Son patriotisme, son honneur, la conception qu’il a de son métier font devoir à ce père de six jeunes enfants de rejoindre celui qui, de Londres, a lancé l’appel à poursuivre la lutte
Devant lui, c’est l’inconnu, l’aventure : il n’a jamais rencontré de GAULLE ; il n’a jamais enfreint les ordres ; la France n’a jamais été si près de sombrer.
Les mains vides, seul, il n’a pour lui que sa volonté, son courage et sa valeur professionnelle, éclairés par une foi intense foi en Dieu, foi en son pays, foi dans les hommes, foi en lui-même.

Un mois plus tard, le 25 août, par une nuit d’encre, sous des trombes d’eau, devenu le Colonel LECLERC, il arrive en pirogue, avec une poignée d’hommes, à Douala, au Cameroun, en Afrique Trempe, mais vibrant de volonté, parlant au nom du General de GAULLE, il subjugue les Français qu’il rencontre, au premier rang desquels le Capitaine DIO qui l’appuie de sa troupe et ne le quittera plus En quelques journées la Colonie est retournée : un territoire français redresse la tête, refuse la défaite et se remet au travail… pour vaincre cette fois.

 

 

 

 

 

 

Après quelques semaines au cours desquelles l’Afrique Française Libre s’organise, réunissant le Gabon au Congo, à l’Oubangui, au Tchad et au Cameroun,

LECLERC reçoit du Général de GAULLE une nouvelle mission : prendre la tête des moyens militaires disponibles au Tchad et faire rentrer, avec eux, l’Armée Française dans la guerre.

Alors commence l’épopée. Arrivé à Fort-Lamy le 2 décembre 1940 LECLERC parle dès le 3 d’aller attaquer Koufra. redoutable forteresse italienne, perdue dans les sables à quelques 2 000 kilomètres !
Et pour commencer, pour bien montrer que l’heure est au combat, il saisit l’occasion qui s’offre de joindre quelques français a un raid que les britanniques organisent, au nord du Tibesti. contre des postes du Fezzan. Un accrochage se produit a Mourzouk. le 11 janvier 1941 : le Lieutenant-Colonel COLONNA d’ORNANO, qui avait joué un rôle important dans le ralliement du Tchad a :n France Libre, est frappé à mort.

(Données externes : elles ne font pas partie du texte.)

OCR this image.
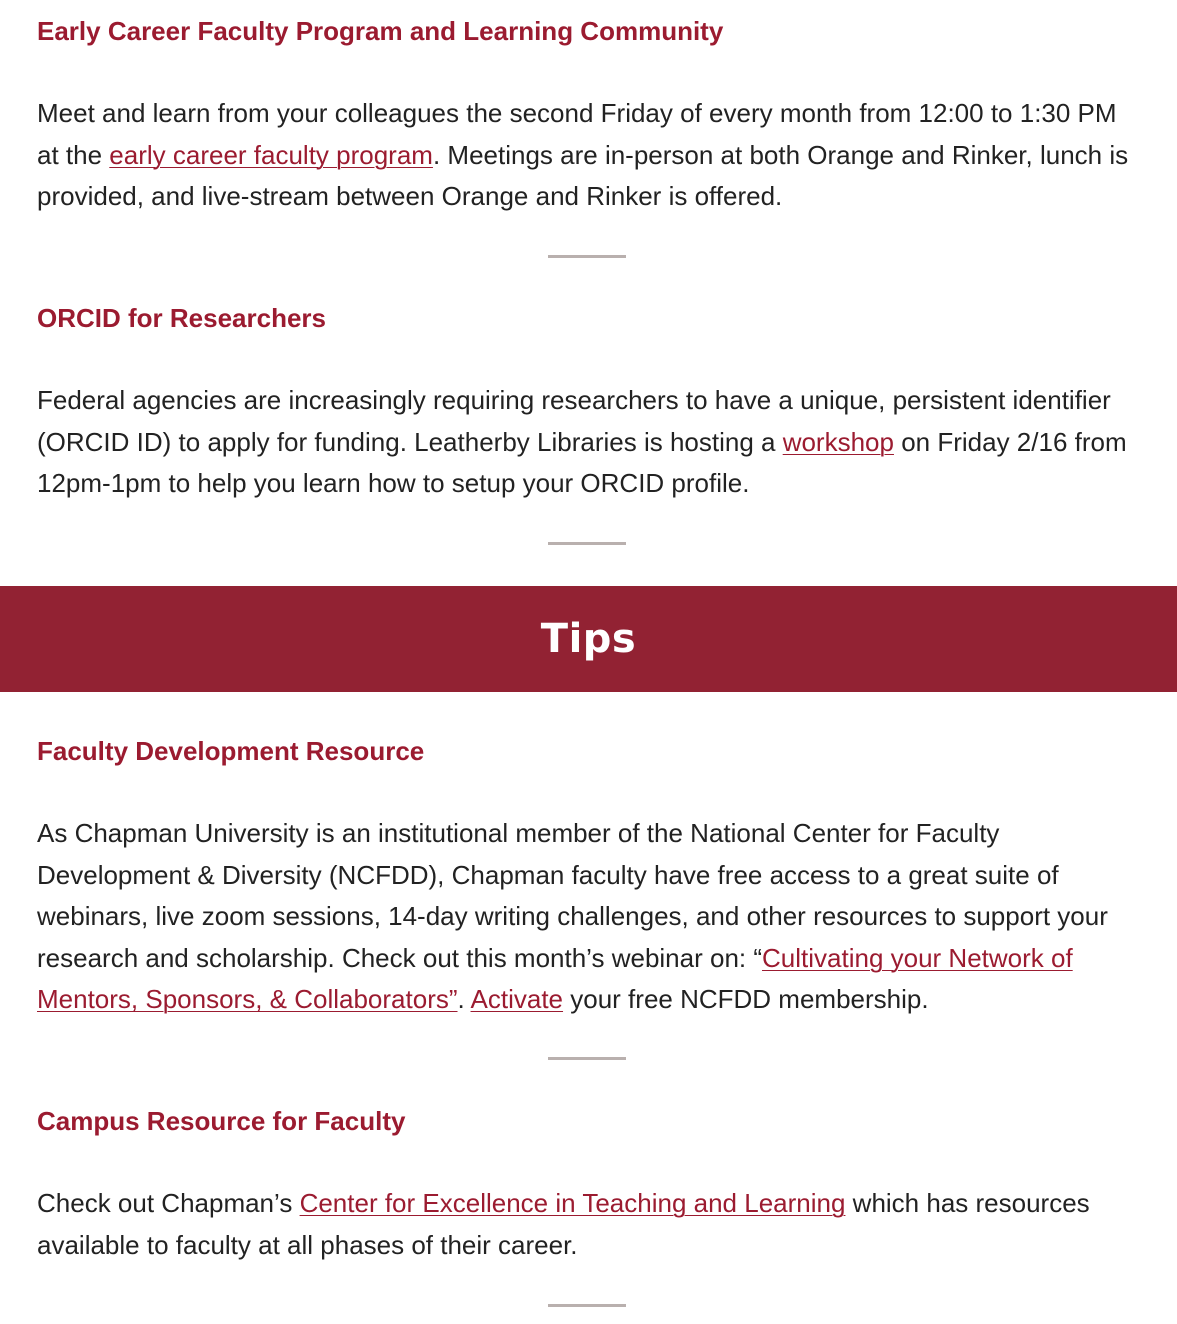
Early Career Faculty Program and Learning Community

Meet and learn from your colleagues the second Friday of every month from 12:00 to 1:30 PM at the early career faculty program. Meetings are in-person at both Orange and Rinker, lunch is provided, and live-stream between Orange and Rinker is offered.

ORCID for Researchers

Federal agencies are increasingly requiring researchers to have a unique, persistent identifier (ORCID ID) to apply for funding. Leatherby Libraries is hosting a workshop on Friday 2/16 from 12pm-1pm to help you learn how to setup your ORCID profile.

Tips
Faculty Development Resource

As Chapman University is an institutional member of the National Center for Faculty Development & Diversity (NCFDD), Chapman faculty have free access to a great suite of webinars, live zoom sessions, 14-day writing challenges, and other resources to support your research and scholarship. Check out this month’s webinar on: “Cultivating your Network of Mentors, Sponsors, & Collaborators”. Activate your free NCFDD membership.

Campus Resource for Faculty

Check out Chapman’s Center for Excellence in Teaching and Learning which has resources available to faculty at all phases of their career.
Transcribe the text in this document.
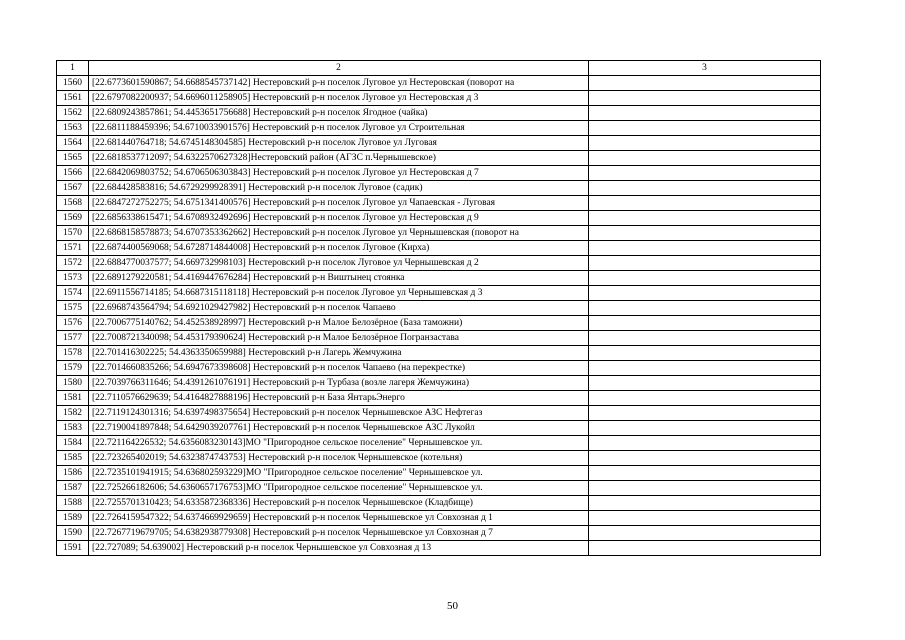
1	2	3
1560	[22.6773601590867; 54.6688545737142] Нестеровский р-н поселок Луговое ул Нестеровская (поворот на	
1561	[22.6797082200937; 54.6696011258905] Нестеровский р-н поселок Луговое ул Нестеровская д 3	
1562	[22.6809243857861; 54.4453651756688] Нестеровский р-н поселок Ягодное (чайка)	
1563	[22.6811188459396; 54.6710033901576] Нестеровский р-н поселок Луговое ул Строительная	
1564	[22.681440764718; 54.6745148304585] Нестеровский р-н поселок Луговое ул Луговая	
1565	[22.6818537712097; 54.6322570627328]Нестеровский район (АГЗС п.Чернышевское)	
1566	[22.6842069803752; 54.6706506303843] Нестеровский р-н поселок Луговое ул Нестеровская д 7	
1567	[22.684428583816; 54.6729299928391] Нестеровский р-н поселок Луговое (садик)	
1568	[22.6847272752275; 54.6751341400576] Нестеровский р-н поселок Луговое ул Чапаевская - Луговая	
1569	[22.6856338615471; 54.6708932492696] Нестеровский р-н поселок Луговое ул Нестеровская д 9	
1570	[22.6868158578873; 54.6707353362662] Нестеровский р-н поселок Луговое ул Чернышевская (поворот на	
1571	[22.6874400569068; 54.6728714844008] Нестеровский р-н поселок Луговое (Кирха)	
1572	[22.6884770037577; 54.669732998103] Нестеровский р-н поселок Луговое ул Чернышевская д 2	
1573	[22.6891279220581; 54.4169447676284] Нестеровский р-н Виштынец стоянка	
1574	[22.6911556714185; 54.6687315118118] Нестеровский р-н поселок Луговое ул Чернышевская д 3	
1575	[22.6968743564794; 54.6921029427982] Нестеровский р-н поселок Чапаево	
1576	[22.7006775140762; 54.452538928997] Нестеровский р-н Малое Белозёрное (База таможни)	
1577	[22.7008721340098; 54.453179390624] Нестеровский р-н Малое Белозёрное Погранзастава	
1578	[22.701416302225; 54.4363350659988] Нестеровский р-н Лагерь Жемчужина	
1579	[22.7014660835266; 54.6947673398608] Нестеровский р-н поселок Чапаево (на перекрестке)	
1580	[22.7039766311646; 54.4391261076191] Нестеровский р-н Турбаза (возле лагеря Жемчужина)	
1581	[22.7110576629639; 54.4164827888196] Нестеровский р-н База ЯнтарьЭнерго	
1582	[22.7119124301316; 54.6397498375654] Нестеровский р-н поселок Чернышевское АЗС Нефтегаз	
1583	[22.7190041897848; 54.6429039207761] Нестеровский р-н поселок Чернышевское АЗС Лукойл	
1584	[22.721164226532; 54.6356083230143]МО "Пригородное сельское поселение" Чернышевское ул.	
1585	[22.723265402019; 54.6323874743753] Нестеровский р-н поселок Чернышевское (котельня)	
1586	[22.7235101941915; 54.636802593229]МО "Пригородное сельское поселение" Чернышевское ул.	
1587	[22.725266182606; 54.6360657176753]МО "Пригородное сельское поселение" Чернышевское ул.	
1588	[22.7255701310423; 54.6335872368336] Нестеровский р-н поселок Чернышевское (Кладбище)	
1589	[22.7264159547322; 54.6374669929659] Нестеровский р-н поселок Чернышевское ул Совхозная д 1	
1590	[22.7267719679705; 54.6382938779308] Нестеровский р-н поселок Чернышевское ул Совхозная д 7	
1591	[22.727089; 54.639002] Нестеровский р-н поселок Чернышевское ул Совхозная д 13	
50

Cette affaire, ce premier sacrifice prennent figure de symbole : par la radio de Londres les Français découvrent avec joie que leur armée d’Afrique a repris le combat !

 

 

 

Au Tchad aussi les visages s’éclairent, mais les spécialistes hochent quand même la tête lorsque, le 25 janvier, les premiers éléments d’une colonne s’éloignent vers le Nord-Est, vers Koufra qui hante LECLERC. En tout le Colonel n’emmène que deux cent cinquante hommes, sur cent mauvais camions et il ne dispose que d’un canon !

Les débuts sont de fait fort difficiles : le climat, le terrain, l’absence de pistes, l’ennemi bien équipé offrent de gros obstacles.
Malgré l’échec sanglant, le 30 janvier, de la patrouille britannique qui précédait la colonne, LECLERC maintient ses ordres : le 7 février, avec un élément léger, il va lui-même «tâter » la forteresse ; les 18 et 19, il livre à la Compagnie Saharienne mobile italienne qui bat l’estrade sous les remparts un combat décisif et, aussitôt, il met le siège devant la citadelle.
Dix jours plus tard, le 1er mars 1941, contre toute attente et contre toute logique, grâce à la fougue, à l’imagination et au talent des hommes et du Chef, la garnison ennemie capitule.
C’est le premier succès des armes de la France depuis l’été 40.

Sans attendre le Colonel LECLERC engage l’avenir : « Jurez de ne déposer les armes que lorsque nos couleurs, nos belles couleurs flotteront à nouveau sur la Cathédrale de Strasbourg ! »
C’est le serment de Koufra, serment que tous ceux qui désormais se joindront à LECLERC se sentiront tenus d’accomplir.